00:08 Ce vecteur-là, c'est un signalement, une lettre,
00:11 envoyée au procureur de Nantes pour dénoncer les conditions d'accueil des patients,
00:15 notamment aux urgences.
00:17 Le syndicat parle de mise en danger de la vie d'autrui de la part de l'État
00:21 et de l'ARS, l'Agence Régionale de Santé.
00:24 Régulièrement, des infirmiers, des aides-soignants nous disent
00:27 "Écoutez, voilà, on devait être deux pour tel ou tel patient et on était plus qu'eux".
00:32 Donc, c'est la mise en danger des patients continuellement.

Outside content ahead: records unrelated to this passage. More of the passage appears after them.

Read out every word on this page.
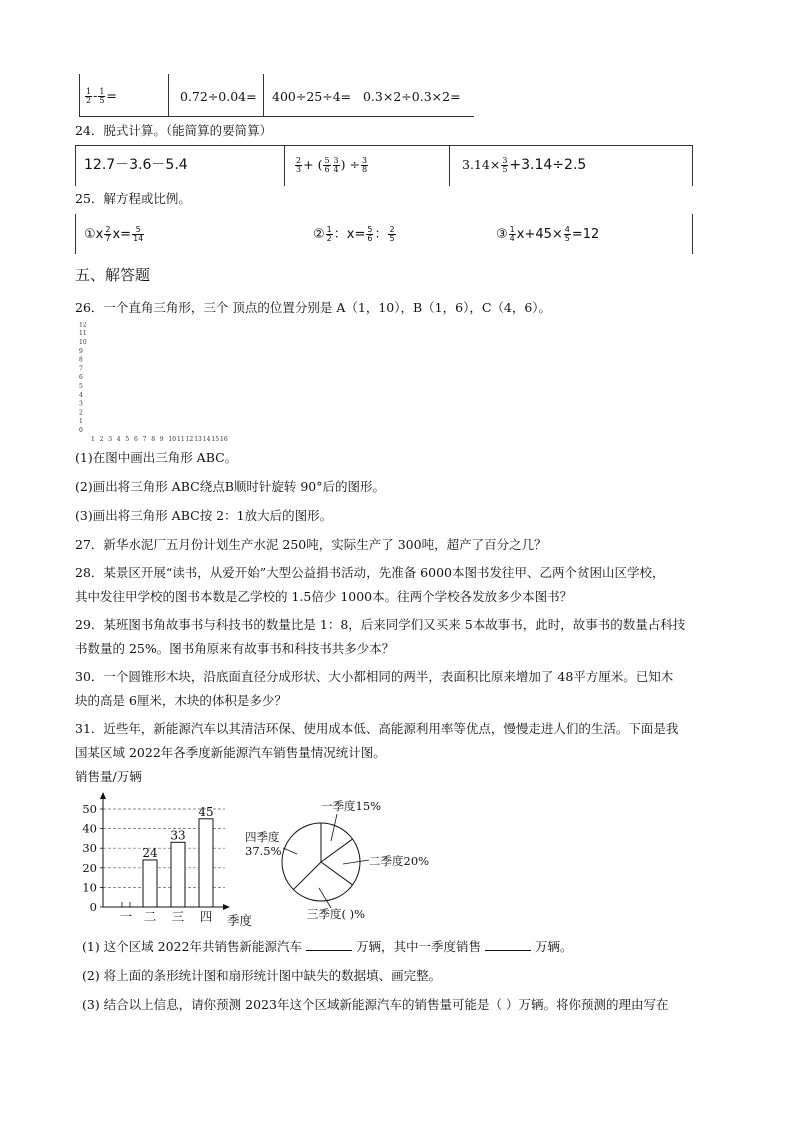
$\frac{1}{2} - \frac{1}{5}$ =	0.72÷0.04= 400÷25÷4= 0.3×2÷0.3×2=
24．脱式计算。（能简算的要简算）
12.7－3.6－5.4	$\frac{2}{3}$ + ( $\frac{5}{6} \frac{3}{4}$ ) ÷ $\frac{3}{8}$	$3.14\times \frac{3}{5} +3.14\div 2.5$
25．解方程或比例。
①x $\frac{2}{7} x= \frac{5}{14}$	② $\frac{1}{2}$ ：$x= \frac{5}{6}$ ： $\frac{2}{5}$	③ $\frac{1}{4} x+45\times \frac{4}{5} =12$
五、解答题
26．一个直角三角形，三个 顶点的位置分别是 A（1，10），B（1，6），C（4，6）。
12
11
10
9
8
7
6
5
4
3
2
1
0
1 2 3 4 5 6 7 8 9 10 11 12 13 14 15 16
(1)在图中画出三角形 ABC。
(2)画出将三角形 ABC绕点B顺时针旋转 90°后的图形。
(3)画出将三角形 ABC按 2：1放大后的图形。
27．新华水泥厂五月份计划生产水泥 250吨，实际生产了 300吨，超产了百分之几？
28．某景区开展“读书，从爱开始”大型公益捐书活动，先准备 6000本图书发往甲、乙两个贫困山区学校，
其中发往甲学校的图书本数是乙学校的 1.5倍少 1000本。往两个学校各发放多少本图书？
29．某班图书角故事书与科技书的数量比是 1：8，后来同学们又买来 5本故事书，此时，故事书的数量占科技
书数量的 25%。图书角原来有故事书和科技书共多少本？
30．一个圆锥形木块，沿底面直径分成形状、大小都相同的两半，表面积比原来增加了 48平方厘米。已知木
块的高是 6厘米，木块的体积是多少？
31．近些年，新能源汽车以其清洁环保、使用成本低、高能源利用率等优点，慢慢走进人们的生活。下面是我
国某区域 2022年各季度新能源汽车销售量情况统计图。
销售量/万辆
0
10
20
30
40
50
一
24
二
33
三
45
四 季度
一季度15%
二季度20%
三季度( )%
四季度
37.5%
(1) 这个区域 2022年共销售新能源汽车	万辆，其中一季度销售	万辆。
(2) 将上面的条形统计图和扇形统计图中缺失的数据填、画完整。
(3) 结合以上信息，请你预测 2023年这个区域新能源汽车的销售量可能是（ ）万辆。将你预测的理由写在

00:37 Face au manque de personnel,
00:39 les hospitaliers craignent les conséquences pénales sur les soignants.
00:42 Les retards de prise en charge ou les défauts de surveillance des patients
00:46 sont susceptibles d'être invoqués devant un tribunal.
00:50 Cette semaine, les deux syndicalistes sont allés en visite surprise,
00:54 un soir, aux urgences.
00:55 Toutes ces personnes âgées, tous ces patients sur les brancards,
00:59 plus de 30 heures pour certains.
01:01 On ne peut pas accepter l'inacceptable.
01:03 À un moment, c'est des humains, les gens qui sont sur ces brancards.
01:07 Il y a une perte de chance. Pour nous, c'est évident.
01:10 Force ouvrière, la CGT, l'UNSA, à Nantes, Brest, Toulouse, Bayonne ou Versailles
01:15 ont saisi le procureur de leur ville.
01:17 En décembre et janvier, l'association Samu Urgences de France
01:22 a dénombré 43 patients victimes de décès inattendus.